Uma das três presas revelou ainda que não foi autorizada, durante dois anos, a ter um soutien, sabão ou tampões higiénicos, enquanto outra admitiu que a sua situação tinha melhorado nos últimos anos, porque passou a dispor de “lençóis, uma almofada e produtos de higiene”. Já a reclusa que aguardava extradição era obrigada a comer com “talheres de plástico, não tinha televisão no quarto e não tinha portas nos armários”.
“O Comité para a Prevenção da Tortura entende que pode haver necessidade de restringir objetos nas celas de segurança para garantir a segurança de seus ocupantes e que isso deve ser adaptado caso a caso. No entanto, a avaliação dos riscos colocados por um recluso deve ser efetuada dentro de um prazo razoável e revista em intervalos regulares”, sugerem os especialistas europeus.
Organismo muito preocupado
A delegação que visitou Portugal classifica o regime para as reclusas colocadas sob um regime de segurança de “mau” e recomenda que estas, “como já foi expresso no passado, tenham acesso a um vasto leque de atividades de natureza variada (trabalho, de preferência com valor profissional; educação; desporto; recreio/associação)”, permitindo “progressivamente mais tempo fora da cela”, para que “a sua reintegração na população prisional” seja possível.

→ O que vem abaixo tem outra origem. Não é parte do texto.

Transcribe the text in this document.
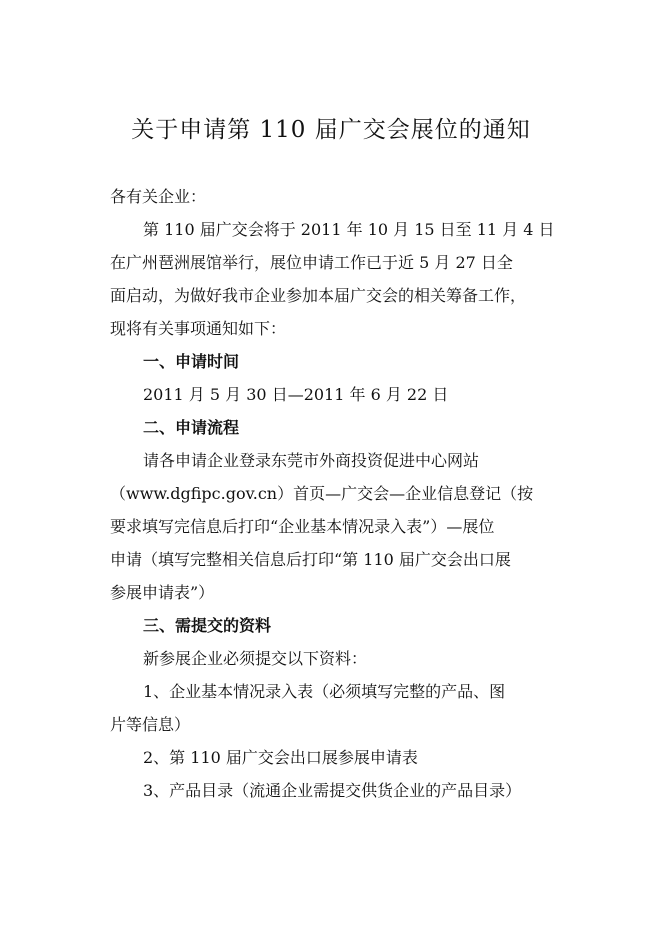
关于申请第 110 届广交会展位的通知

各有关企业：

第 110 届广交会将于 2011 年 10 月 15 日至 11 月 4 日
在广州琶洲展馆举行，展位申请工作已于近 5 月 27 日全
面启动，为做好我市企业参加本届广交会的相关筹备工作，
现将有关事项通知如下：

一、申请时间

2011 月 5 月 30 日—2011 年 6 月 22 日

二、申请流程

请各申请企业登录东莞市外商投资促进中心网站
（www.dgfipc.gov.cn）首页—广交会—企业信息登记（按
要求填写完信息后打印“企业基本情况录入表”）—展位
申请（填写完整相关信息后打印“第 110 届广交会出口展
参展申请表”）

三、需提交的资料

新参展企业必须提交以下资料：
1、企业基本情况录入表（必须填写完整的产品、图
片等信息）
2、第 110 届广交会出口展参展申请表
3、产品目录（流通企业需提交供货企业的产品目录）
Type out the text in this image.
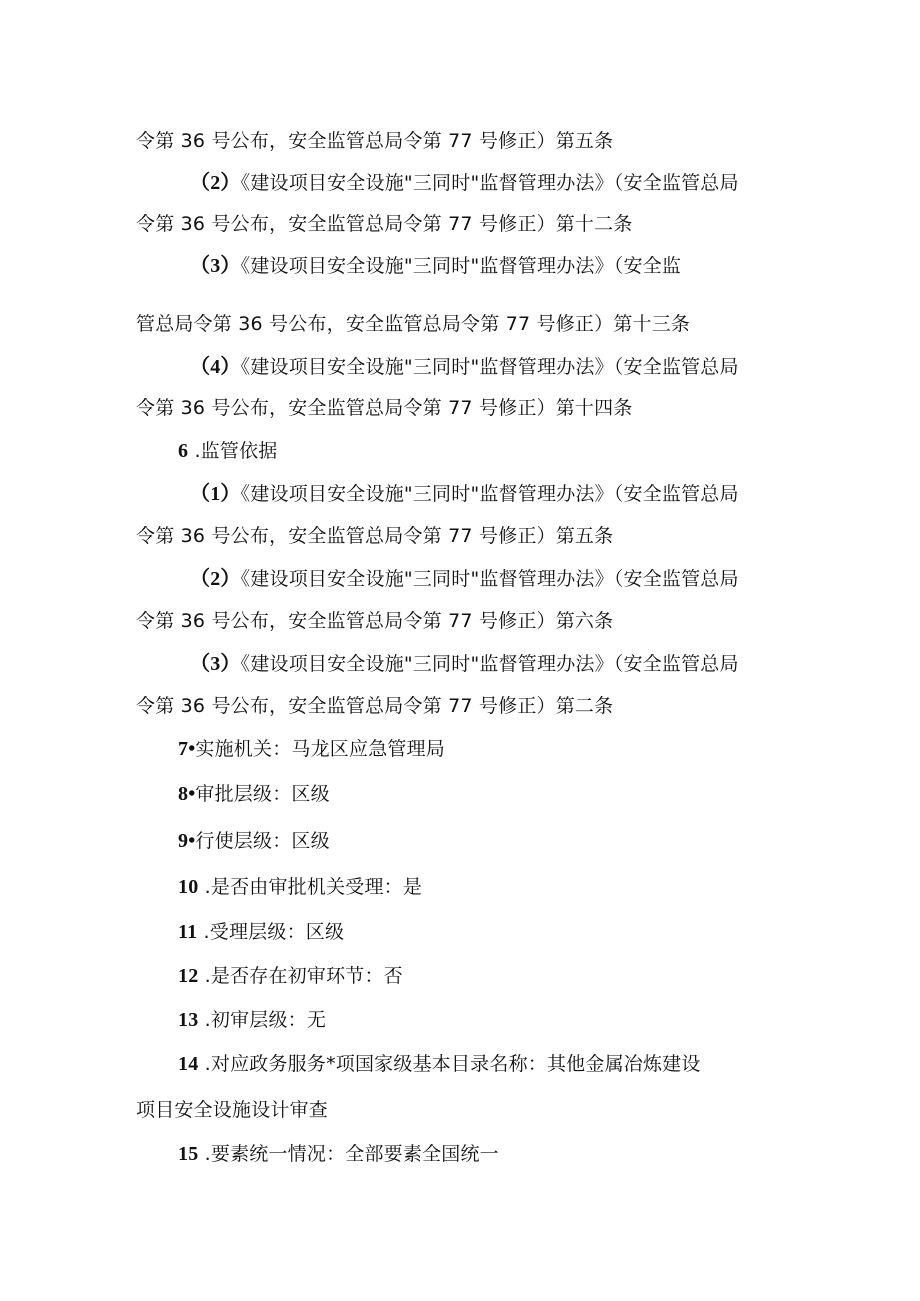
令第 36 号公布，安全监管总局令第 77 号修正）第五条
（2）《建设项目安全设施"三同时"监督管理办法》（安全监管总局
令第 36 号公布，安全监管总局令第 77 号修正）第十二条
（3）《建设项目安全设施"三同时"监督管理办法》（安全监
管总局令第 36 号公布，安全监管总局令第 77 号修正）第十三条
（4）《建设项目安全设施"三同时"监督管理办法》（安全监管总局
令第 36 号公布，安全监管总局令第 77 号修正）第十四条
6 .监管依据
（1）《建设项目安全设施"三同时"监督管理办法》（安全监管总局
令第 36 号公布，安全监管总局令第 77 号修正）第五条
（2）《建设项目安全设施"三同时"监督管理办法》（安全监管总局
令第 36 号公布，安全监管总局令第 77 号修正）第六条
（3）《建设项目安全设施"三同时"监督管理办法》（安全监管总局
令第 36 号公布，安全监管总局令第 77 号修正）第二条
7•实施机关：马龙区应急管理局
8•审批层级：区级
9•行使层级：区级
10 .是否由审批机关受理：是
11 .受理层级：区级
12 .是否存在初审环节：否
13 .初审层级：无
14 .对应政务服务*项国家级基本目录名称：其他金属冶炼建设
项目安全设施设计审查
15 .要素统一情况：全部要素全国统一
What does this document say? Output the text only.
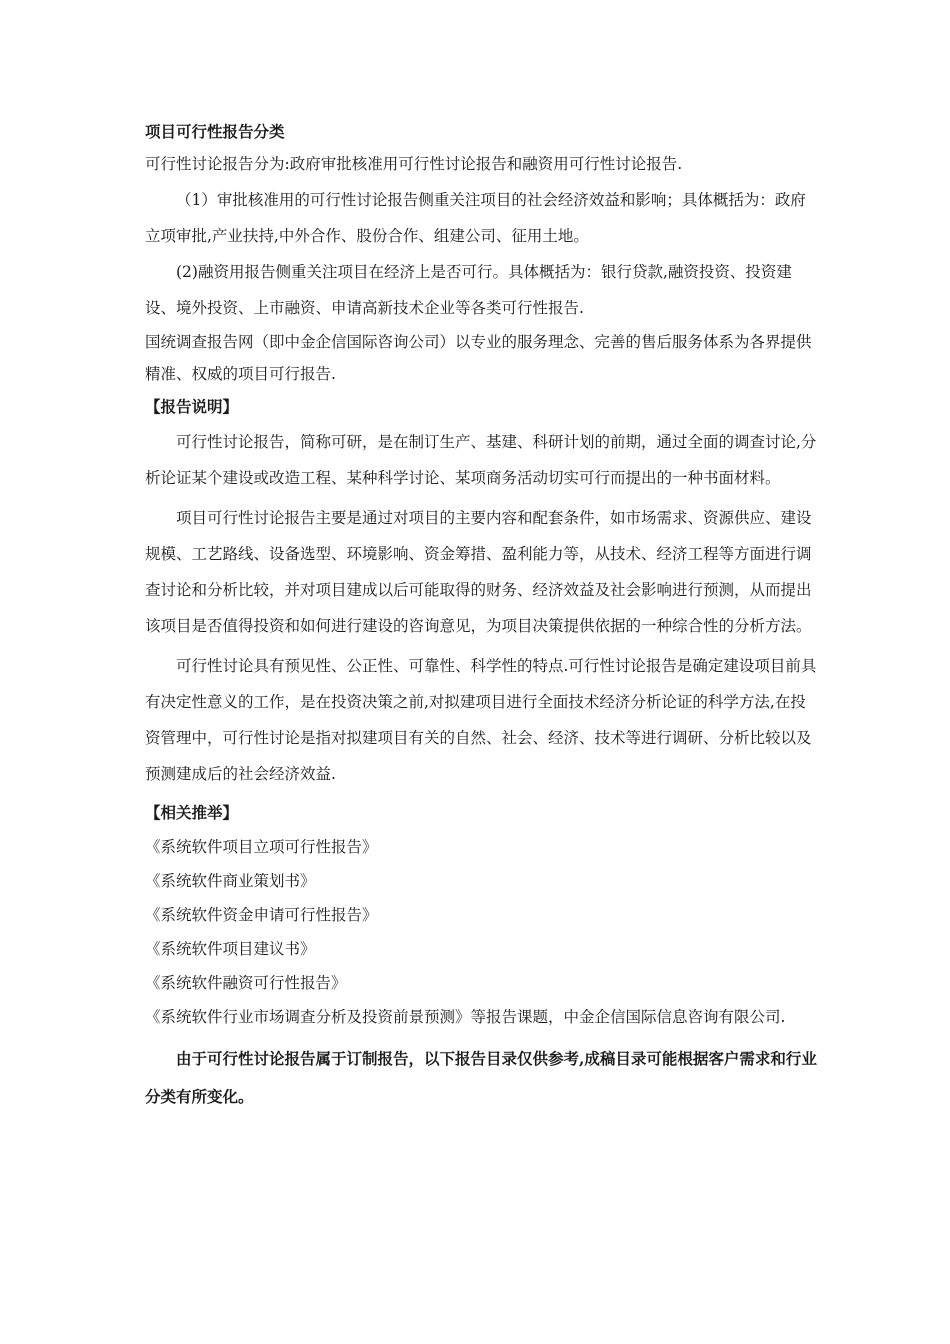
项目可行性报告分类

可行性讨论报告分为:政府审批核准用可行性讨论报告和融资用可行性讨论报告.

（1）审批核准用的可行性讨论报告侧重关注项目的社会经济效益和影响；具体概括为：政府立项审批,产业扶持,中外合作、股份合作、组建公司、征用土地。

(2)融资用报告侧重关注项目在经济上是否可行。具体概括为：银行贷款,融资投资、投资建设、境外投资、上市融资、申请高新技术企业等各类可行性报告.

国统调查报告网（即中金企信国际咨询公司）以专业的服务理念、完善的售后服务体系为各界提供精准、权威的项目可行报告.

【报告说明】

可行性讨论报告，简称可研，是在制订生产、基建、科研计划的前期，通过全面的调查讨论,分析论证某个建设或改造工程、某种科学讨论、某项商务活动切实可行而提出的一种书面材料。

项目可行性讨论报告主要是通过对项目的主要内容和配套条件，如市场需求、资源供应、建设规模、工艺路线、设备选型、环境影响、资金筹措、盈利能力等，从技术、经济工程等方面进行调查讨论和分析比较，并对项目建成以后可能取得的财务、经济效益及社会影响进行预测，从而提出该项目是否值得投资和如何进行建设的咨询意见，为项目决策提供依据的一种综合性的分析方法。

可行性讨论具有预见性、公正性、可靠性、科学性的特点.可行性讨论报告是确定建设项目前具有决定性意义的工作，是在投资决策之前,对拟建项目进行全面技术经济分析论证的科学方法,在投资管理中，可行性讨论是指对拟建项目有关的自然、社会、经济、技术等进行调研、分析比较以及预测建成后的社会经济效益.

【相关推举】

《系统软件项目立项可行性报告》

《系统软件商业策划书》

《系统软件资金申请可行性报告》

《系统软件项目建议书》

《系统软件融资可行性报告》

《系统软件行业市场调查分析及投资前景预测》等报告课题，中金企信国际信息咨询有限公司.

由于可行性讨论报告属于订制报告，以下报告目录仅供参考,成稿目录可能根据客户需求和行业分类有所变化。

Por outro lado, o Comité para a Prevenção da Tortura mostrou-se “muito preocupado com a presença de reclusos com perturbações mentais, durante longos períodos de tempo, num regime de segurança rigoroso”. E destaca o caso da presa declarada inimputável.
“Embora reconheça que a prisão tentou adaptar o regime e reintegrá-la num regime de detenção normal, o comité é de opinião que essas pessoas devem receber cuidados especializados numa instituição de saúde mental. Deve ser adotada uma abordagem multifacetada, envolvendo psicólogos clínicos na conceção de programas individuais, incluindo apoio psicossocial, aconselhamento e tratamento”, sustenta o relatório.